2、主要着手修改parse.py以前是解析了写到postgresql,现在我要改了写到mysql,这个过程让我发现了,mysql和postgresql的诸多的区别,回顾一下
0x01. python用于mysql的库叫MySQLdb,psycopg2十分类似,包括他们的方法也很类似,都有connect、然后用conn生成一个游标cur,然后用cur.execute去执行SQL语句,用commit去提交变化(但是我发现创建表的话mysql不需要调用这个方法,而postgresql则需要),关闭等等方法也是相同的;
0x02. MySQLdb.connect的参数名称略微有一些不同,像这样
MySQLdb.connect(host=options.db_host, port=int(options.db_port), db=options.db_database, user=options.db_user, passwd=options.db_password)
port还必须转成int
psycopg2.connect形如这样:
psycopg2.connect(host=options.db_host, port=options.db_port, database=options.db_database, user=options.db_user, password=options.db_password)
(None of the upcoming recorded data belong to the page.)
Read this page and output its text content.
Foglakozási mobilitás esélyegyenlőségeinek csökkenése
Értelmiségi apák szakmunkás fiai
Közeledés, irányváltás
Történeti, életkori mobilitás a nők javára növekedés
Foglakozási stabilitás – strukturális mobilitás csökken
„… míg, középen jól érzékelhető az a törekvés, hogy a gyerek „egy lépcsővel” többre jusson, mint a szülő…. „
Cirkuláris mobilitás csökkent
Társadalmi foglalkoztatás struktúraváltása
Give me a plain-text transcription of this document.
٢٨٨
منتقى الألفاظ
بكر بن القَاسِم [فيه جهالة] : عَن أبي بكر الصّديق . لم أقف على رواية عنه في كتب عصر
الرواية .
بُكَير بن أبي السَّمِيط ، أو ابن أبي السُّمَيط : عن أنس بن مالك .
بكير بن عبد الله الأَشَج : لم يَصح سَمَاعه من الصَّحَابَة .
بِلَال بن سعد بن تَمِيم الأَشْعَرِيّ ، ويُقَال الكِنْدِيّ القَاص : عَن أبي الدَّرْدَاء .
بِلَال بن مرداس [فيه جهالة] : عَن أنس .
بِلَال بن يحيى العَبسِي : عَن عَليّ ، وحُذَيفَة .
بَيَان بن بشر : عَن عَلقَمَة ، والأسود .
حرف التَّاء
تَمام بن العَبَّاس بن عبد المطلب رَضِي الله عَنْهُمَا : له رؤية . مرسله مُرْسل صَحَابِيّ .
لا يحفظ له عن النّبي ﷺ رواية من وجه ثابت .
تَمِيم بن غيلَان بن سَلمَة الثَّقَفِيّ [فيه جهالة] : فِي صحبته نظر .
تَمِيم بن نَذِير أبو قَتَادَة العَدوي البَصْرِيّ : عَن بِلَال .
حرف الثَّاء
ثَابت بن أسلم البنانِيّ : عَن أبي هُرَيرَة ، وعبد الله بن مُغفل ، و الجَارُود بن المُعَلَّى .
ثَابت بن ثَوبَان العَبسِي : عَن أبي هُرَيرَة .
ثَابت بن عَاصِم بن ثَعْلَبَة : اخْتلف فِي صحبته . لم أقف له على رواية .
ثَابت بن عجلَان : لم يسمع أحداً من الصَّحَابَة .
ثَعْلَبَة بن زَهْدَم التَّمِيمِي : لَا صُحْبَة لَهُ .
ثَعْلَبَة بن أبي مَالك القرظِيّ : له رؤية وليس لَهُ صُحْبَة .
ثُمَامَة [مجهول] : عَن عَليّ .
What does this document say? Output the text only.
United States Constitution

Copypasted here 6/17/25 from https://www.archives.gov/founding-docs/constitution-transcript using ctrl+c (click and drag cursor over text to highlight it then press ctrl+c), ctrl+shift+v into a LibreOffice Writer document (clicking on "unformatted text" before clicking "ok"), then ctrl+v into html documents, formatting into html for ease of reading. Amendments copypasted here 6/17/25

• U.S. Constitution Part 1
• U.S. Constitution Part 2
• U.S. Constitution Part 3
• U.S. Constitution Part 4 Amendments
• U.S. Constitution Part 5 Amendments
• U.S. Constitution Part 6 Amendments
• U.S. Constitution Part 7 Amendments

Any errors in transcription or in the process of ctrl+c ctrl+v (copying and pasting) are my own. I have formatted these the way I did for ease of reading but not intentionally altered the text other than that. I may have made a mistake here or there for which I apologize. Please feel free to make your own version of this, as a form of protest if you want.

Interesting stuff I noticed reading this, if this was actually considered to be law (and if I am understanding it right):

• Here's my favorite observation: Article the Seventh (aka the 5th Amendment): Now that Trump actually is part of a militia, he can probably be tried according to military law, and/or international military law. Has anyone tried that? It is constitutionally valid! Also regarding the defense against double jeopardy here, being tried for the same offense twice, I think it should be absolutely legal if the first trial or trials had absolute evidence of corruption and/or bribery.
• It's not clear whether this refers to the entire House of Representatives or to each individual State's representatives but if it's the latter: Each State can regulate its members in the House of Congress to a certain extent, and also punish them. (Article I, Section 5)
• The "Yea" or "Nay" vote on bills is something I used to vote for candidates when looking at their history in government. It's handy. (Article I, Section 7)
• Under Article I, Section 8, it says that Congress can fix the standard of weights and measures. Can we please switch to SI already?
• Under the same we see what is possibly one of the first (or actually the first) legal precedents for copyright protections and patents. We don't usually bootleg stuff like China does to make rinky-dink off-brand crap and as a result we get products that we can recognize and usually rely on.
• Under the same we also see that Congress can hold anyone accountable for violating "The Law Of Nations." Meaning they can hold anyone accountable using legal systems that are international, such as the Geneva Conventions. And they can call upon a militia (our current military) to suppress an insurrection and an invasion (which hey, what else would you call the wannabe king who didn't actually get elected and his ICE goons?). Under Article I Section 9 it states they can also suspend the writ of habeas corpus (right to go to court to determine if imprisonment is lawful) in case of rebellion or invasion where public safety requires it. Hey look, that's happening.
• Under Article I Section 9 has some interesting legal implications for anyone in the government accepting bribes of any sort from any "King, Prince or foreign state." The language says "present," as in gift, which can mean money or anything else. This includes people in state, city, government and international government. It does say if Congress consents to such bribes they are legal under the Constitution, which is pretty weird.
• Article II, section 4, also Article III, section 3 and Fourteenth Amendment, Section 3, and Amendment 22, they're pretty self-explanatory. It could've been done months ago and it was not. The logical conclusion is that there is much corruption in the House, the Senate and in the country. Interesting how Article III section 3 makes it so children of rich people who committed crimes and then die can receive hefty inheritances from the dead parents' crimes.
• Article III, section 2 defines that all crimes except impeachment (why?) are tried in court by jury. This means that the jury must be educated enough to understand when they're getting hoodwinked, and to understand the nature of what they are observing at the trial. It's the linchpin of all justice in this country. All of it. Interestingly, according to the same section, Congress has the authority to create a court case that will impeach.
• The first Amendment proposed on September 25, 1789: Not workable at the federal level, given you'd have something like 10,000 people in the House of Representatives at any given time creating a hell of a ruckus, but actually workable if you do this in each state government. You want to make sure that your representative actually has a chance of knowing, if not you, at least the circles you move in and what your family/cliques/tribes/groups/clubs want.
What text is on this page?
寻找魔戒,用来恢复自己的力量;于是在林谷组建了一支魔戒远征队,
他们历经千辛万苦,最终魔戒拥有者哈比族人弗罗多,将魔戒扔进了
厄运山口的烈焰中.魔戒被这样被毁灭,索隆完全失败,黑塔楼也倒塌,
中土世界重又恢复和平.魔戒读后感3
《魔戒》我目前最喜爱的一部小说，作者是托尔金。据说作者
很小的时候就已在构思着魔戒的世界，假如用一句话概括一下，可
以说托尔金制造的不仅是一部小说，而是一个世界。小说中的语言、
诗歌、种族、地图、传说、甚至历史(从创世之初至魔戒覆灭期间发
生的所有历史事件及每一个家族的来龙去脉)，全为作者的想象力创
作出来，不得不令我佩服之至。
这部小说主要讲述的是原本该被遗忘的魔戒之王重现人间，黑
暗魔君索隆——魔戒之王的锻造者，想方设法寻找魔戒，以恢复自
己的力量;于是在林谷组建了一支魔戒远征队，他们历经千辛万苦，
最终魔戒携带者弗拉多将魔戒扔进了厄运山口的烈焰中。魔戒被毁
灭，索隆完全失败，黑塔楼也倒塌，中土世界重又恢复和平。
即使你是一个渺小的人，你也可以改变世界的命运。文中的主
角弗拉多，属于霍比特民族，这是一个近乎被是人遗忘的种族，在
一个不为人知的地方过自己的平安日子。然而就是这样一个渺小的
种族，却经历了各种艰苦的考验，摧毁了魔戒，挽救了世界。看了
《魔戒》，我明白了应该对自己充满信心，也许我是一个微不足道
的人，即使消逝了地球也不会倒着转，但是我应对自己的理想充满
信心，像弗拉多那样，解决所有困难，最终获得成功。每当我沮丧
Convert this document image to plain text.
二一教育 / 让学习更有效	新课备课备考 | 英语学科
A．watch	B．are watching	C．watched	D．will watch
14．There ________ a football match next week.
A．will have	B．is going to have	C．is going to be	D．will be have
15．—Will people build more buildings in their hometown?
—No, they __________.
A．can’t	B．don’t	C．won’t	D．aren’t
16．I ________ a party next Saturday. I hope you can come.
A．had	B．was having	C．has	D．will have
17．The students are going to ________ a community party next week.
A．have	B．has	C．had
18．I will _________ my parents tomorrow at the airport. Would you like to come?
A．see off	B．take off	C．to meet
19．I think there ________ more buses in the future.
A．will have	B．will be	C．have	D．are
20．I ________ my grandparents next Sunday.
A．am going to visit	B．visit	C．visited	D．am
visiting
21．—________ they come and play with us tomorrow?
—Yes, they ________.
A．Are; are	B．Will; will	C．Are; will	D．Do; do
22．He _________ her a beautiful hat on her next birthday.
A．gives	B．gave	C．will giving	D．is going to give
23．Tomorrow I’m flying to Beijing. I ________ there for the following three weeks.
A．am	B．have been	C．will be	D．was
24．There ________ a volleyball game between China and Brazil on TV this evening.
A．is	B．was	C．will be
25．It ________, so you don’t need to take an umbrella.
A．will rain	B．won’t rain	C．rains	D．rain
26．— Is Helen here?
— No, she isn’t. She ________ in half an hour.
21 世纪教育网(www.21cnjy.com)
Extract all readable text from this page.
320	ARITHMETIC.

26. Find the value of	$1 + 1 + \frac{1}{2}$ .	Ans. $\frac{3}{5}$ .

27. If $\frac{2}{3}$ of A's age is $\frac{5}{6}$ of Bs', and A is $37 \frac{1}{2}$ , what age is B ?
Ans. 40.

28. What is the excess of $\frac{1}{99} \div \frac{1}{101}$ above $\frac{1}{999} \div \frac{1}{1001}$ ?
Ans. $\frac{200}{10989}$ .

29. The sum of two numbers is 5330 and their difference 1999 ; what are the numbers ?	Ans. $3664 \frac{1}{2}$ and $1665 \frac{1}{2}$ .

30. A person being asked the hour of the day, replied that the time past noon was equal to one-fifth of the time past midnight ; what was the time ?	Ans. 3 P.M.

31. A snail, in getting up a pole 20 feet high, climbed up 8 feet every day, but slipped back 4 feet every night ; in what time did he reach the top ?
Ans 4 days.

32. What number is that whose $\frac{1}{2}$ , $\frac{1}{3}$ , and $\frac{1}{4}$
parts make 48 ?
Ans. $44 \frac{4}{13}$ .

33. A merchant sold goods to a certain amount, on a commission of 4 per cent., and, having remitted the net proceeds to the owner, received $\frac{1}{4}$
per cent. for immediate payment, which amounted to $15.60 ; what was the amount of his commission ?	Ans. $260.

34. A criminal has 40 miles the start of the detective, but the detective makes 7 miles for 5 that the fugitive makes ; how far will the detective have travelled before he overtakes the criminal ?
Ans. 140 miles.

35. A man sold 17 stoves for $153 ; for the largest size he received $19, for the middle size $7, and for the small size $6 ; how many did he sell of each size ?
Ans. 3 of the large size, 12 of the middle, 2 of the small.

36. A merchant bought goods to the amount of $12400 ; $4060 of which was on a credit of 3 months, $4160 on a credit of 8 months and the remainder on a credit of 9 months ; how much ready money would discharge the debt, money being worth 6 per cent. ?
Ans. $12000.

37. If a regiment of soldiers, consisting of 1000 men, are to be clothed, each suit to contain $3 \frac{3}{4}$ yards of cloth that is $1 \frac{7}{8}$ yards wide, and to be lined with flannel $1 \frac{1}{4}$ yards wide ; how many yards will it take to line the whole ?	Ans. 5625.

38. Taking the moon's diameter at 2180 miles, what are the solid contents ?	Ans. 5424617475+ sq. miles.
要捕获的错误也不同了,但是都是类似的,MySQLdb对应的异常捕获就是MySQLdb.Error
0x03. 当然两个数据库的系统表上也有一些差异,
select ordinal_position,column_name,data_type from information_schema.columns where table_schema = '%s' and table_name = '%s'information_schema.columns这个表的三个字段在两个数据库都是相同的
0x04. 创建表涉及到字段类型和自增字段的设置等有比较多的不同,postgresql是这样
create table {table_schema}.{table_name} (
id serial primary key,
created_at timestamp with time zone default now() not null,
national_id text not null,
requested_at timestamp with time zone not null,
responded_at timestamp with time zone not null,
filename text
);
create index {table_schema}_{table_name}__national_id on {table_schema}.{table_name} (national_id);
create index {table_schema}_{table_name}__created_at on {table_schema}.{table_name} (created_at);
create index {table_schema}_{table_name}__filename on {table_schema}.{table_name} (filename);
create index {table_schema}_{table_name}__national_id__responded_at on {table_schema}.{table_name} (national_id, responded_at);
create index {table_schema}_{table_name}__national_id__requested_at on {table_schema}.{table_name} (national_id, requested_at);
改成mysql对应是这样
create table {table_schema}.{table_name} (
id int auto_increment primary key,
created_at timestamp not null default now(),
national_id VARCHAR(20) not null,
requested_at datetime not null,
responded_at datetime not null,
filename VARCHAR(100)
);
create index {table_schema}_{table_name}__national_id on {table_schema}.{table_name} (national_id);
create index {table_schema}_{table_name}__created_at on {table_schema}.{table_name} (created_at);
create index {table_schema}_{table_name}__filename on {table_schema}.{table_name} (filename);
create index {table_schema}_{table_name}__national_id__responded_at on {table_schema}.{table_name} (national_id, responded_at);
create index {table_schema}_{table_name}__national_id__requested_at on {table_schema}.{table_name} (national_id, requested_at);
可以看到serial = auto_increment , timestamp with time zone = timestamp ,一般来说mysql表中只有一个timestamp字段,听说是系统缺省取当前时间,我并没测试,其他又含日期和时间的字段就用datetime,mysql中也有test这个字段,但是一般是存大文本的,而且我偷懒用text建立索引的时候会报错,原因不明,我最后只好用更合适的varchar跟长度,not null仍然是not null,default也是相同
对于另外一个系统information_schema.tables,mysql有各个表的类型,如base_table,但是没有这个表是否可写入的字段,我直接省去了这个检测,只检测teble_type,两个数据库,我昨天发现的不同以上!